Other honors include the National Medal of Arts, Ordre National de Legion d’honneur Commandeur from the French government, Golden Lion Lifetime Achievement Award at the Venice Biennale and others.
“Given his contributions to architecture, and the Getty’s extensive research and collections in Los Angeles art and architecture at the mid-century and beyond, and the commitment of the Getty Conservation Institute, the Getty Foundation, and the Getty Research Institute to the conservation and study of modern architecture, it is fitting that we present Frank with our highest honor,” Cuno said.
Among Gehry’s most notable buildings are the Guggenheim Museum in Bilbao, Spain; the Walt Disney Concert Hall in Los Angeles; the Jay Pritzker Pavilion and BP Bridge in Chicago; Eight Spruce Street Residential Tower in New York City; and Foundation Louis Vuitton in Paris.
In all, Gehry’s buildings have received more than 100 national and regional AIA awards. In 2010, Vanity Fair conducted a survey of architects to determine the most important building of the last 30 years and named Gehry’s Bilbao museum the winner.

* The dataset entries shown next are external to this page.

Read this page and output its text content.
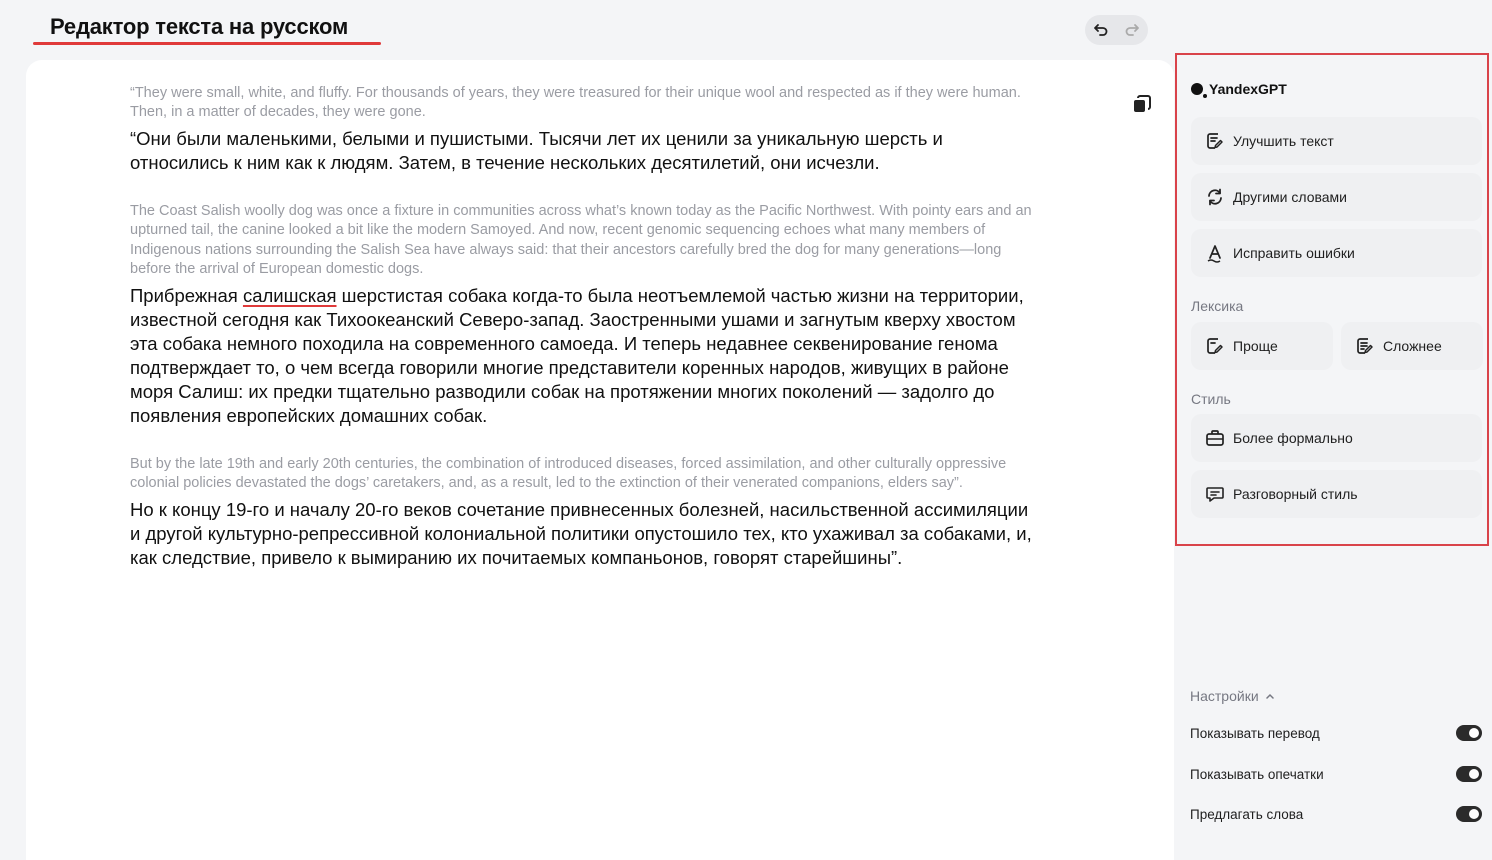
Редактор текста на русском

“They were small, white, and fluffy. For thousands of years, they were treasured for their unique wool and respected as if they were human. Then, in a matter of decades, they were gone.

“Они были маленькими, белыми и пушистыми. Тысячи лет их ценили за уникальную шерсть и относились к ним как к людям. Затем, в течение нескольких десятилетий, они исчезли.

The Coast Salish woolly dog was once a fixture in communities across what’s known today as the Pacific Northwest. With pointy ears and an upturned tail, the canine looked a bit like the modern Samoyed. And now, recent genomic sequencing echoes what many members of Indigenous nations surrounding the Salish Sea have always said: that their ancestors carefully bred the dog for many generations—long before the arrival of European domestic dogs.

Прибрежная салишская шерстистая собака когда-то была неотъемлемой частью жизни на территории, известной сегодня как Тихоокеанский Северо-запад. Заостренными ушами и загнутым кверху хвостом эта собака немного походила на современного самоеда. И теперь недавнее секвенирование генома подтверждает то, о чем всегда говорили многие представители коренных народов, живущих в районе моря Салиш: их предки тщательно разводили собак на протяжении многих поколений — задолго до появления европейских домашних собак.

But by the late 19th and early 20th centuries, the combination of introduced diseases, forced assimilation, and other culturally oppressive colonial policies devastated the dogs’ caretakers, and, as a result, led to the extinction of their venerated companions, elders say”.

Но к концу 19-го и началу 20-го веков сочетание привнесенных болезней, насильственной ассимиляции и другой культурно-репрессивной колониальной политики опустошило тех, кто ухаживал за собаками, и, как следствие, привело к вымиранию их почитаемых компаньонов, говорят старейшины”.

YandexGPT
Улучшить текст
Другими словами
Исправить ошибки
Лексика
Проще	Сложнее
Стиль
Более формально
Разговорный стиль
Настройки
Показывать перевод
Показывать опечатки
Предлагать слова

Raised in Toronto, Canada, Gehry moved with his family to Los Angeles in 1947. He received his bachelor’s degree from USC in 1954 and studied city planning at the Harvard University Graduate School of Design. He founded Gehry Partners LLP in Los Angeles in 1962, an architectural firm that developed extensive international experience in the design and construction of academic, museum, theater, performance and commercial projects.
“Frank holds a special place in his art for the work of contemporary artists,” Cuno said. “He was a central figure in the contemporary art world in Los Angeles in the 1960s and 1970s, working closely with Billy Al Bengston, Larry Bell, John Altoon, Bob Irwin, Ed Moses, Ed Ruscha and Ken Price.”